Если подойти к делу художественно, то можно было бы сказать, что в ее мозгу присутствовала некоторая фамильная деревенька, затерянная в пространствах Внутренней Монголии. То есть вот этим она брала: будто новенькая пришла в твой класс. Ну и скрытной была в крайней степени. Словом, вполне аутичная. С чем боролась: например, цветом волос она была ярко-рыжей, стрижена почти коротко. Возможно, цвет и стрижка были направлены против аутичности, если бы я знал, что это такое.
Квартира была на шестом этаже, под крышей и, конечно, без лифта. Одна из комнат была заперта, там хранился хозяйский хлам. В ее комнате было пусто, какой-то низкий диван, шкаф, некоторое количество хозяйских стульев, составленных в ряд возле стены, и телевизор, тоже хозяйский, "Рубин", из всех цветов предпочитавший зеленый. Окна комнаты выходили во двор, кухни — в сторону улицы. На кухне мы чаще и сидели, поскольку что бы мы могли делать в комнате? Лежать мы друг с другом не лежали, разве что иногда смотрели там телевизор. Словом, не квартира, а как раз деревенька во Внутренней Монголии.
К тому же на самом деле ее фамилия была Галчинская, а не Галкина. На вопрос о том, имеет ли она отношение к поэту Галчинскому, ответила, что явно не имеет, во всяком случае, его не знает — в самом деле не знала.

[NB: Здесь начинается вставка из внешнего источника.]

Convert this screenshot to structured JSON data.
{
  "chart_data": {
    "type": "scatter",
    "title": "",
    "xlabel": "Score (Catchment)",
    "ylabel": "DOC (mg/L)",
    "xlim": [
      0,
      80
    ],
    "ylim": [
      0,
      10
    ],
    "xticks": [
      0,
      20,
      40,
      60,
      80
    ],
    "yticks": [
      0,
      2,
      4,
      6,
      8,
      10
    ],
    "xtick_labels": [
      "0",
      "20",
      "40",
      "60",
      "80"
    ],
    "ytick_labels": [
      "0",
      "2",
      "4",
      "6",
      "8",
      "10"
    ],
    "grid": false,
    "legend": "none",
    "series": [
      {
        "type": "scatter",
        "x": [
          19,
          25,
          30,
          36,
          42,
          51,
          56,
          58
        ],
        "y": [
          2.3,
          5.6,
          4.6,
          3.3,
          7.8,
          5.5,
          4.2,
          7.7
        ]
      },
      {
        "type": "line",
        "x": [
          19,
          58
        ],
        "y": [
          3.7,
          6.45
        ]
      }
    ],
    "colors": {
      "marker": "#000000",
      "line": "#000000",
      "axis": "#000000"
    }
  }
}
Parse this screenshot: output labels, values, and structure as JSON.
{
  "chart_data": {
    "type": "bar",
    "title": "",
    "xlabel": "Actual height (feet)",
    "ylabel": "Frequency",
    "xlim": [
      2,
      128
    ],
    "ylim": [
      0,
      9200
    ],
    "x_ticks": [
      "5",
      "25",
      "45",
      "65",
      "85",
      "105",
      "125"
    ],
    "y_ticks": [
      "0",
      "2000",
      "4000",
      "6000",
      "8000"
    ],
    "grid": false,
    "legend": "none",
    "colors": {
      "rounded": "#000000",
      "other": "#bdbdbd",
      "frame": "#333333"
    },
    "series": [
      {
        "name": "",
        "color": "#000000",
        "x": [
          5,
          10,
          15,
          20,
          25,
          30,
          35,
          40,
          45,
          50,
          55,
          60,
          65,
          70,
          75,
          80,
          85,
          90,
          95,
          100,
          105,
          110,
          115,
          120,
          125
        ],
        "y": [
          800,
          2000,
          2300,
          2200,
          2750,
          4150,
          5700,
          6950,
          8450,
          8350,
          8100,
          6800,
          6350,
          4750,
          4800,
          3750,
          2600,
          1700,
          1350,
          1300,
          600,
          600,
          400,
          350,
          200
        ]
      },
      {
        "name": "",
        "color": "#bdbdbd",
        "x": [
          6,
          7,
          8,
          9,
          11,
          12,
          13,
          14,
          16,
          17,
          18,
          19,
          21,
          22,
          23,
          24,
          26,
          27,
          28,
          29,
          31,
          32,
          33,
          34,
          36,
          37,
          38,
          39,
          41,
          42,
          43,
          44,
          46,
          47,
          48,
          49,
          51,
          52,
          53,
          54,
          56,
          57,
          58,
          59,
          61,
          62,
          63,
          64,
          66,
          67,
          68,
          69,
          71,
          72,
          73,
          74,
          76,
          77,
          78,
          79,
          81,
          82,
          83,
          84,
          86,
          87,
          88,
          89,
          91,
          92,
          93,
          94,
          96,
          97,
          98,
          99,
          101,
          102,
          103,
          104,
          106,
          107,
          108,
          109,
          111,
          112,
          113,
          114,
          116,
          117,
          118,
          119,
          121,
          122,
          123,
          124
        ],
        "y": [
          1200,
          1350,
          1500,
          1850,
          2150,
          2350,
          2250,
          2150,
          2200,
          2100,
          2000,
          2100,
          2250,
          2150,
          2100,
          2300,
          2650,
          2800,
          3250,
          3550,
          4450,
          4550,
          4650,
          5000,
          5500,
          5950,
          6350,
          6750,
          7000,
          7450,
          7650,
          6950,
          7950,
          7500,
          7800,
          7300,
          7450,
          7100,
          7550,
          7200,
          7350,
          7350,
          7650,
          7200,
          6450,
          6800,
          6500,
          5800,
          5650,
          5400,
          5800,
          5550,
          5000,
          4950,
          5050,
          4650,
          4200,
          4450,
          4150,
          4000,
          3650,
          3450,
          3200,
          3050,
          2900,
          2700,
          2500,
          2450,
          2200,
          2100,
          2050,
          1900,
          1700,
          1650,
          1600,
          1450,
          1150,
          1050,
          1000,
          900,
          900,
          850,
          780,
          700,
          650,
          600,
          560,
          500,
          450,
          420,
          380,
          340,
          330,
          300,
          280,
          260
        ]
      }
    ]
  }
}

Но полькой отчасти была, на уровне фамилии и некоторых свойственных этой нации черт — как то обостренная брезгливость, высокомерие и чрезмерное в наших обстоятельствах эстетическое отношение к действительности. Утверждать не стану, но она, пожалуй, была бы уместна где-нибудь там, в Варшаве-Кракове, пробегая по Маршалковской. Но там она еще не была, польского, конечно, не знала — несмотря на явные особенности ее выговора: не с акцентом, конечно, но с явно поляцкими пришепелявливаниями, с почти "в" вместо "л" в некоторых словах и прочими едва слышными сдвигами. Как уж генетически унаследованные лицевые мускулы производят акцент— полная загадка… Поэт же Галчинский ей потом понравился. Хотя как, собственно, может понравиться Галчинский — а ей даже "Заговоренные дрожки" понравились, причем при полном отсутствии пиетета перед Бродским, их переведшим.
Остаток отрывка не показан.